Cutting-edge vegan ingredient claims to mimic human collagen

By Nikki Hancocks contact

- Last updated on GMT

Cutting-edge vegan ingredient claims to mimic human collagen

Related tags: vegan, Collagen, beauty, Joint health, Innovation

New 'vegan collagen' brand VeCollal, in collaboration with AminoLabs, has created an ingredient which claims to mimic the amino acid profile of human collagen exactly.

Expected to launch in the first quarter of 2022, VeCollal​ - short for Vegan Collagen Alternative- can be used in a wide range of formats, including powder, capsules, liquids, functional food and face creams, and has been formulated to have a mild taste ideal for pairing with fruity flavours. 

Tony Van Campen, founder of VeCollal and former Head of Sales at Aminolabs, explains: “Collagen and veganism were two of the biggest trends last year. Sustainability is a key driver for consumers, as per the latest Deloitte reports - 30% of British consumers in 2020 reduced the amount of animal products they eat in order to adopt a more sustainable lifestyle.

“And yet there’s no real vegan or sustainable alternative for collagen on the market yet. Animals and humans naturally make their own collagen by breaking down dietary protein into amino acids and constructing collagen that has a very specific ratio of amino acids. Therefore, until now, getting these specific amino acids in the right ratios would mean consuming collagen that can only be found in animal sources.

“A lot of brands have taken some of these amino acids and mixed them with superfoods and called it ‘vegan collagen’ but there’s very little science behind those products.”

In an aim to fill this gap in the market, Van Campen approached Dr. Josué Vázquez, a well-respected biomaterials specialist who specialises in tissue engineering, precision medicine and data science. 

“We asked him how can you create collagen from vegan sources and he informed us you can make ‘a biomimetic’ that copies the profile of human collagen as closely as possible.

“In fact, bovine and fish collagen are actually not identical to human collagen at all in terms of their amino acid composition, with some of the necessary amino acids missing completely,”​ adds Van Campen.

Dr. Vázquez went about defining and mimicking the amino acid profile of human type 1 collagen in a patent-pending formulation, and added this formulation to three nutrients known to stimulate the body’s natural collagen production – ginseng, vitamin C and asiaticoside. Aminolabs’s R&D department built on this formulation to develop the final product VeCollal.

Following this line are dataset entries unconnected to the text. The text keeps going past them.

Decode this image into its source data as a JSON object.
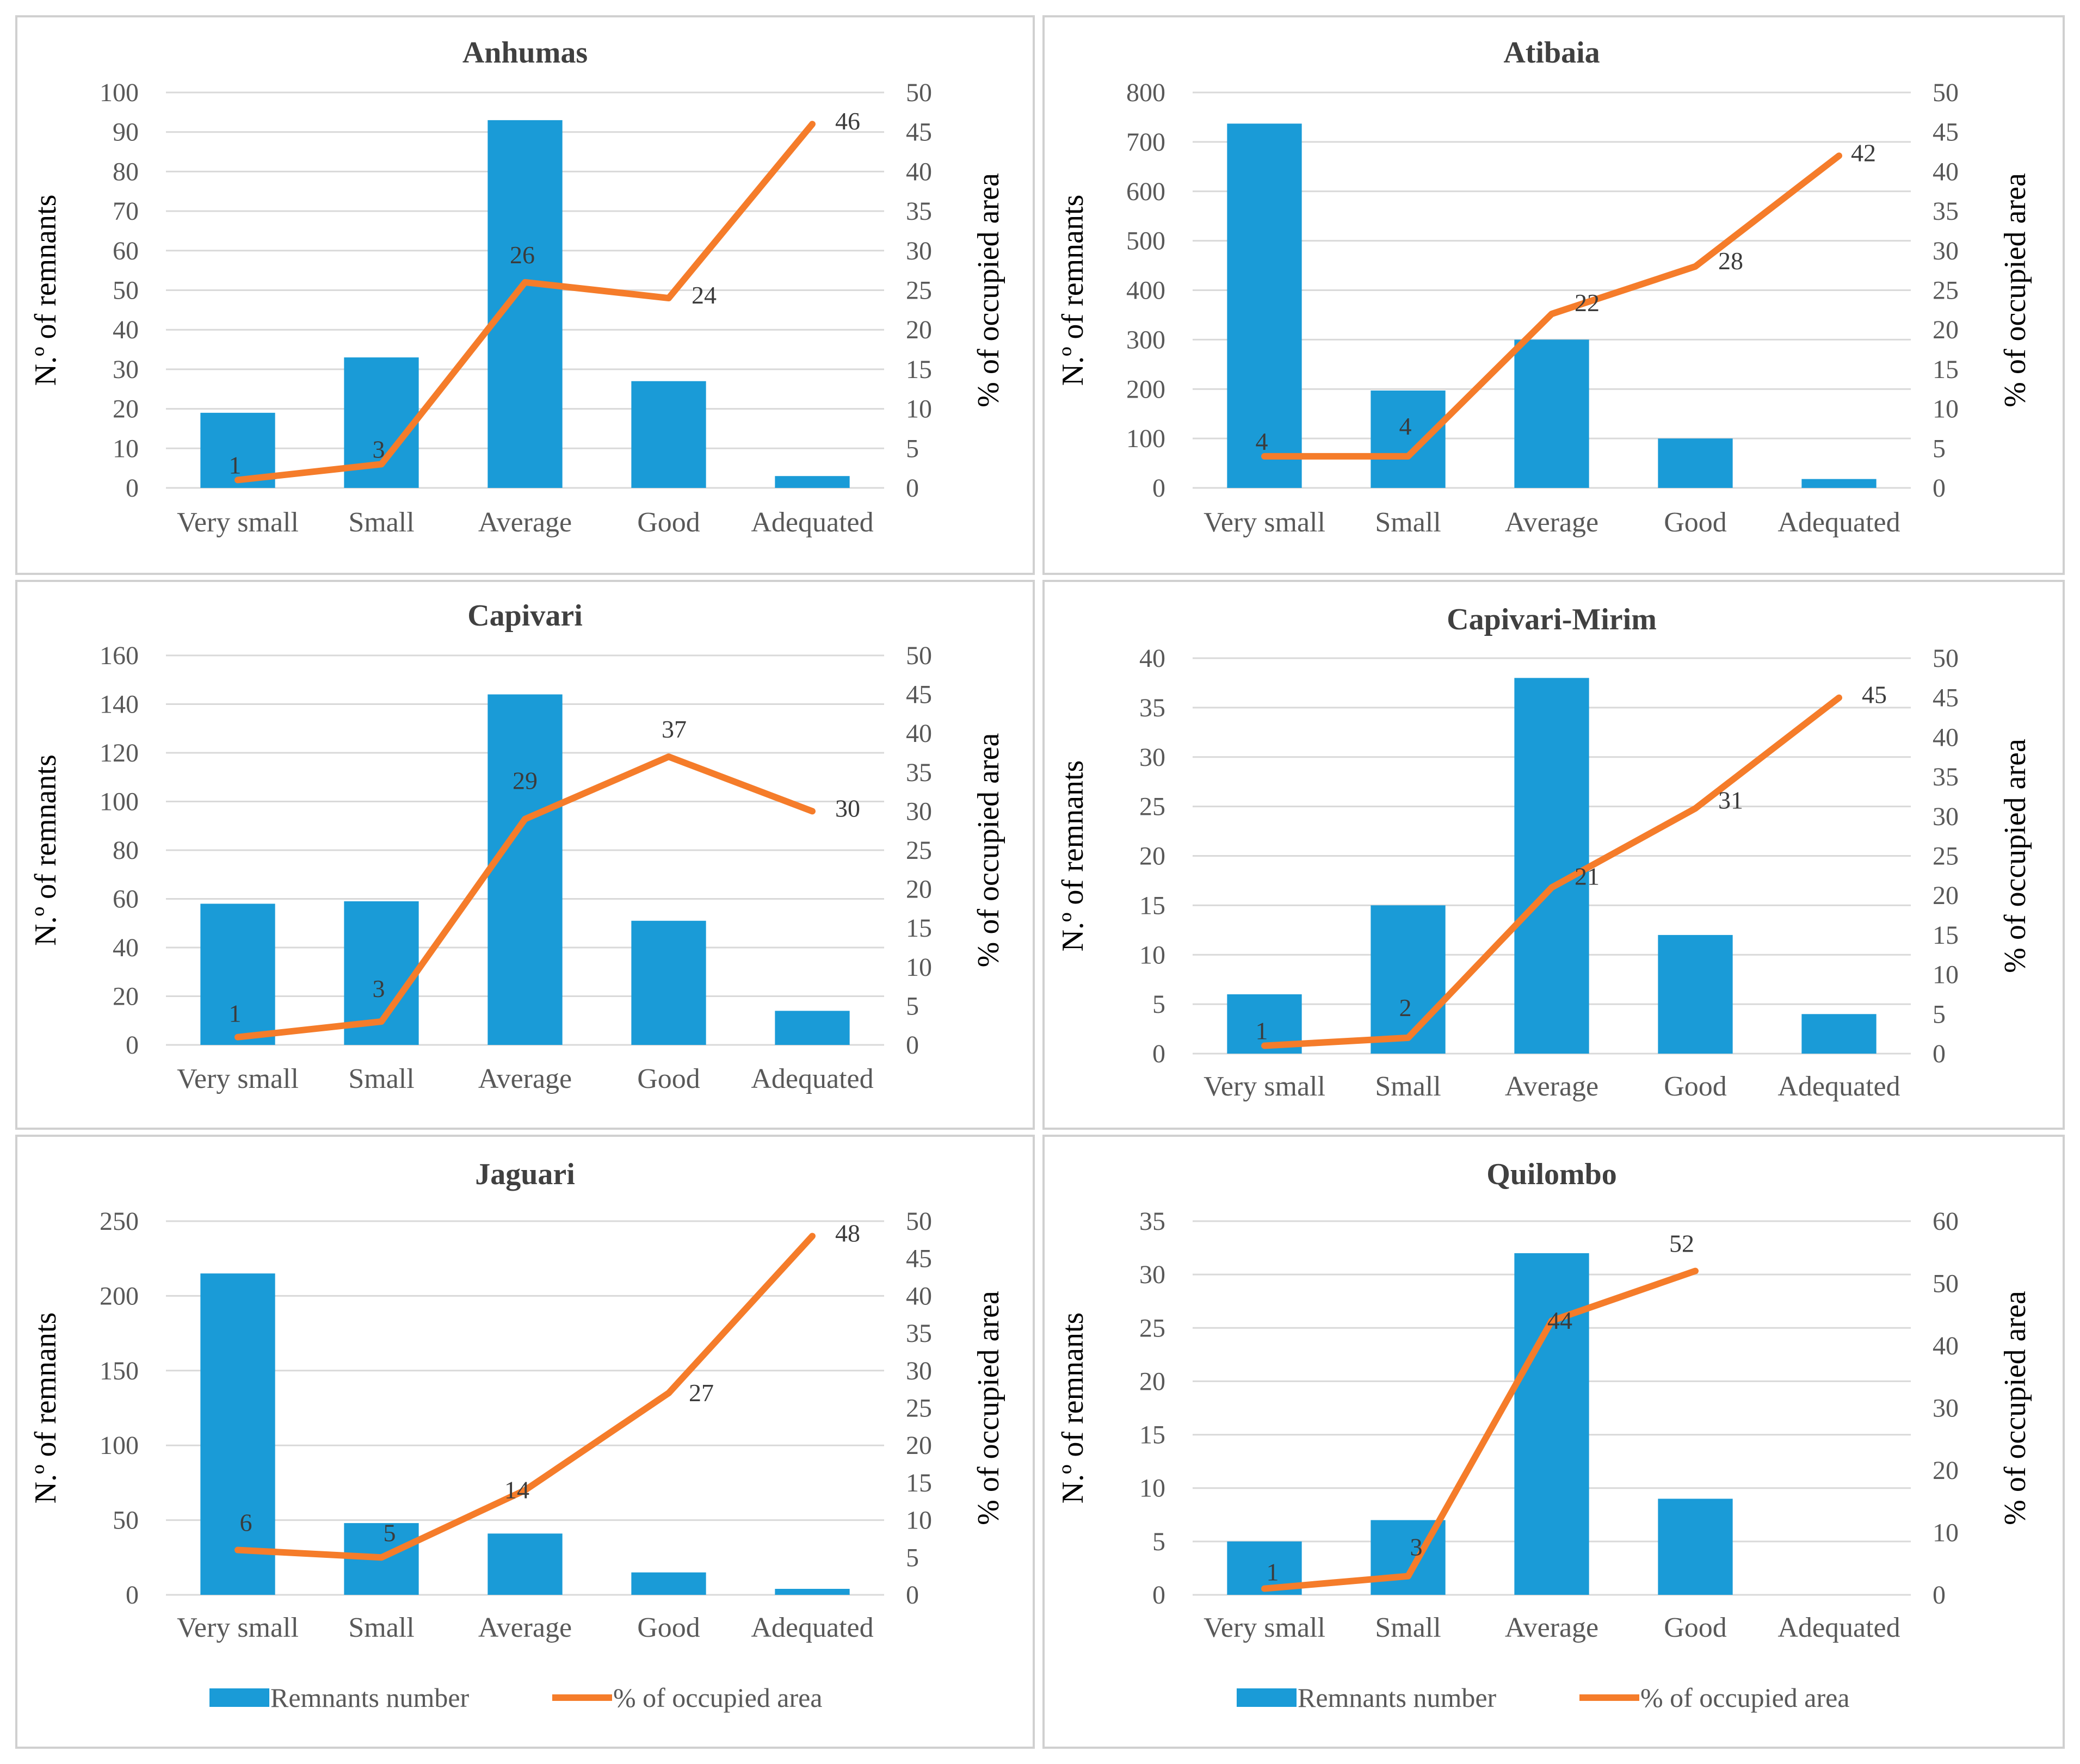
{
  "colors": {
    "bar": "#1a9bd7",
    "line": "#f57c2a",
    "grid": "#d9d9d9",
    "frame": "#d0d0d0",
    "axis_text": "#595959",
    "title_text": "#404040",
    "label_text": "#3b3b3b",
    "ylabel_text": "#000000"
  },
  "legend": {
    "bar_label": "Remnants number",
    "line_label": "% of occupied area"
  },
  "chart_data": [
    {
      "type": "bar",
      "title": "Anhumas",
      "categories": [
        "Very small",
        "Small",
        "Average",
        "Good",
        "Adequated"
      ],
      "ylabel": "N.º of remnants",
      "y2label": "% of occupied area",
      "ylim": [
        0,
        100
      ],
      "yticks": [
        0,
        10,
        20,
        30,
        40,
        50,
        60,
        70,
        80,
        90,
        100
      ],
      "y2lim": [
        0,
        50
      ],
      "y2ticks": [
        0,
        5,
        10,
        15,
        20,
        25,
        30,
        35,
        40,
        45,
        50
      ],
      "series": [
        {
          "name": "Remnants number",
          "kind": "bar",
          "axis": "left",
          "values": [
            19,
            33,
            93,
            27,
            3
          ]
        },
        {
          "name": "% of occupied area",
          "kind": "line",
          "axis": "right",
          "values": [
            1,
            3,
            26,
            24,
            46
          ],
          "labels": [
            "1",
            "3",
            "26",
            "24",
            "46"
          ]
        }
      ],
      "legend": false
    },
    {
      "type": "bar",
      "title": "Atibaia",
      "categories": [
        "Very small",
        "Small",
        "Average",
        "Good",
        "Adequated"
      ],
      "ylabel": "N.º of remnants",
      "y2label": "% of occupied area",
      "ylim": [
        0,
        800
      ],
      "yticks": [
        0,
        100,
        200,
        300,
        400,
        500,
        600,
        700,
        800
      ],
      "y2lim": [
        0,
        50
      ],
      "y2ticks": [
        0,
        5,
        10,
        15,
        20,
        25,
        30,
        35,
        40,
        45,
        50
      ],
      "series": [
        {
          "name": "Remnants number",
          "kind": "bar",
          "axis": "left",
          "values": [
            737,
            197,
            300,
            100,
            18
          ]
        },
        {
          "name": "% of occupied area",
          "kind": "line",
          "axis": "right",
          "values": [
            4,
            4,
            22,
            28,
            42
          ],
          "labels": [
            "4",
            "4",
            "22",
            "28",
            "42"
          ]
        }
      ],
      "legend": false
    },
    {
      "type": "bar",
      "title": "Capivari",
      "categories": [
        "Very small",
        "Small",
        "Average",
        "Good",
        "Adequated"
      ],
      "ylabel": "N.º of remnants",
      "y2label": "% of occupied area",
      "ylim": [
        0,
        160
      ],
      "yticks": [
        0,
        20,
        40,
        60,
        80,
        100,
        120,
        140,
        160
      ],
      "y2lim": [
        0,
        50
      ],
      "y2ticks": [
        0,
        5,
        10,
        15,
        20,
        25,
        30,
        35,
        40,
        45,
        50
      ],
      "series": [
        {
          "name": "Remnants number",
          "kind": "bar",
          "axis": "left",
          "values": [
            58,
            59,
            144,
            51,
            14
          ]
        },
        {
          "name": "% of occupied area",
          "kind": "line",
          "axis": "right",
          "values": [
            1,
            3,
            29,
            37,
            30
          ],
          "labels": [
            "1",
            "3",
            "29",
            "37",
            "30"
          ]
        }
      ],
      "legend": false
    },
    {
      "type": "bar",
      "title": "Capivari-Mirim",
      "categories": [
        "Very small",
        "Small",
        "Average",
        "Good",
        "Adequated"
      ],
      "ylabel": "N.º of remnants",
      "y2label": "% of occupied area",
      "ylim": [
        0,
        40
      ],
      "yticks": [
        0,
        5,
        10,
        15,
        20,
        25,
        30,
        35,
        40
      ],
      "y2lim": [
        0,
        50
      ],
      "y2ticks": [
        0,
        5,
        10,
        15,
        20,
        25,
        30,
        35,
        40,
        45,
        50
      ],
      "series": [
        {
          "name": "Remnants number",
          "kind": "bar",
          "axis": "left",
          "values": [
            6,
            15,
            38,
            12,
            4
          ]
        },
        {
          "name": "% of occupied area",
          "kind": "line",
          "axis": "right",
          "values": [
            1,
            2,
            21,
            31,
            45
          ],
          "labels": [
            "1",
            "2",
            "21",
            "31",
            "45"
          ]
        }
      ],
      "legend": false
    },
    {
      "type": "bar",
      "title": "Jaguari",
      "categories": [
        "Very small",
        "Small",
        "Average",
        "Good",
        "Adequated"
      ],
      "ylabel": "N.º of remnants",
      "y2label": "% of occupied area",
      "ylim": [
        0,
        250
      ],
      "yticks": [
        0,
        50,
        100,
        150,
        200,
        250
      ],
      "y2lim": [
        0,
        50
      ],
      "y2ticks": [
        0,
        5,
        10,
        15,
        20,
        25,
        30,
        35,
        40,
        45,
        50
      ],
      "series": [
        {
          "name": "Remnants number",
          "kind": "bar",
          "axis": "left",
          "values": [
            215,
            48,
            41,
            15,
            4
          ]
        },
        {
          "name": "% of occupied area",
          "kind": "line",
          "axis": "right",
          "values": [
            6,
            5,
            14,
            27,
            48
          ],
          "labels": [
            "6",
            "5",
            "14",
            "27",
            "48"
          ]
        }
      ],
      "legend": true
    },
    {
      "type": "bar",
      "title": "Quilombo",
      "categories": [
        "Very small",
        "Small",
        "Average",
        "Good",
        "Adequated"
      ],
      "ylabel": "N.º of remnants",
      "y2label": "% of occupied area",
      "ylim": [
        0,
        35
      ],
      "yticks": [
        0,
        5,
        10,
        15,
        20,
        25,
        30,
        35
      ],
      "y2lim": [
        0,
        60
      ],
      "y2ticks": [
        0,
        10,
        20,
        30,
        40,
        50,
        60
      ],
      "series": [
        {
          "name": "Remnants number",
          "kind": "bar",
          "axis": "left",
          "values": [
            5,
            7,
            32,
            9,
            null
          ]
        },
        {
          "name": "% of occupied area",
          "kind": "line",
          "axis": "right",
          "values": [
            1,
            3,
            44,
            52,
            null
          ],
          "labels": [
            "1",
            "3",
            "44",
            "52",
            null
          ]
        }
      ],
      "legend": true
    }
  ]
}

Robert Walker, Head of Business Development and Growth at Aminolabs, says this new ingredient will appeal to a wide range of consumers in markets such as healthy ageing, sports nutrition and beauty-from-within.

He adds: “What has happened in the vegan collagen market is similar to what has happened in the vegan meat market in that innovators were trying to replace the taste and texture of meat with different ingredients but now science has taken the market beyond this and people are growing meat in a lab in order to make it more similar to the actual structure of meat.

“We too are aiming to replicate human collagen as close as possible rather than create something similar.”

Van Campen adds: “There are players working on lab grown collagen by introducing collagen genes to plants and then isolating these by fermentation but that brings a whole set of questions around regulation and ethics in terms of who will want collagen from genetically engineered plants.

"We are convinced VeCollal is as close to human type I collagen as possible without genetic engineering.”